Scalable Inference in Dynamic Admixture
                      Models

             Patrick Jähnichen, Florian Wenzel, and Marius Kloft
               {jaehnicp, wenzelfl, kloft}@hu-berlin.de

                            Machine Learning Group
                          Humboldt-University of Berlin
                                   Germany

Dynamic probabilistic models are standard in various time-series applications,
including weather forecasting, stock market analysis, and robotics. Typically
such models consist of a diffusion model that governs the state of the system
and a model of measuring this state. As an example consider the simple non-
mixture time series model

                          µt = µt−1 + vt , vt ∼ N (0, ν 2 )
                          xt = µt + wt , wt ∼ N (0, σ 2 ).
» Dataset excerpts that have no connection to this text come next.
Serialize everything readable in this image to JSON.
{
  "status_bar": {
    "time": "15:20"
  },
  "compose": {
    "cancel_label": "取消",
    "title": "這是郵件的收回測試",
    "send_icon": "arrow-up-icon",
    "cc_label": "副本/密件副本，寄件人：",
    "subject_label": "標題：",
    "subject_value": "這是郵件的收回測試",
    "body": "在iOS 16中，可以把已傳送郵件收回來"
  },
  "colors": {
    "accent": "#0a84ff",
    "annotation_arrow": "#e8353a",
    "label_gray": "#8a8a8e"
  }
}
where µt is the state of the system at time t and xt is a noisy measurement of
that state. Note that this kind of model is akin to the well-known Kalman filter.
    A drawback of such a simple model is that it does not capture data that
is a mixture of several possible components in varying proportions. Such data
emerges in e.g. corpora modeling where each document is comprised of words
that are generated by different themes that are present in the corpus and underly
a time dynamic. An example of a more complex model is the continuous time
dynamic topic model (cDTM) [6]. In this model the time structure of the mixture
components is modeled in terms of a Markov chain. We generalize this approach
to general Gaussian processes (GPs). This allows for more flexible modeling of
the diffusion process (time structure) by changing the GP covariance function,
capturing a wider variety/combination of mixture component dynamics.
    Inference in these models is a major challenge. The posterior we seek is
generally intractable and we must appeal to an approximation. Up until recently,
state-of-the-art approaches used variational inference as in [3, 6] and our own
preliminary research [4]. As these approaches are limited to rather small datasets,
[2] recently applied a stochastic gradient Langevin dynamics sampler [7] which
allows for inference in these models using larger numbers of datapoints. However,
[1, 5] have shown that this approach is amenable to considerable improvements.
    We develop an inference method which is based on more evolved stochastic
gradient based sampling techniques (as e.g. [2]) leading to a novel robust in-
ference method which is applicable to millions of data points. Our preliminary
empirical findings suggest that we can improve performance in terms of accuracy
and speed over the state-of-the-art methods.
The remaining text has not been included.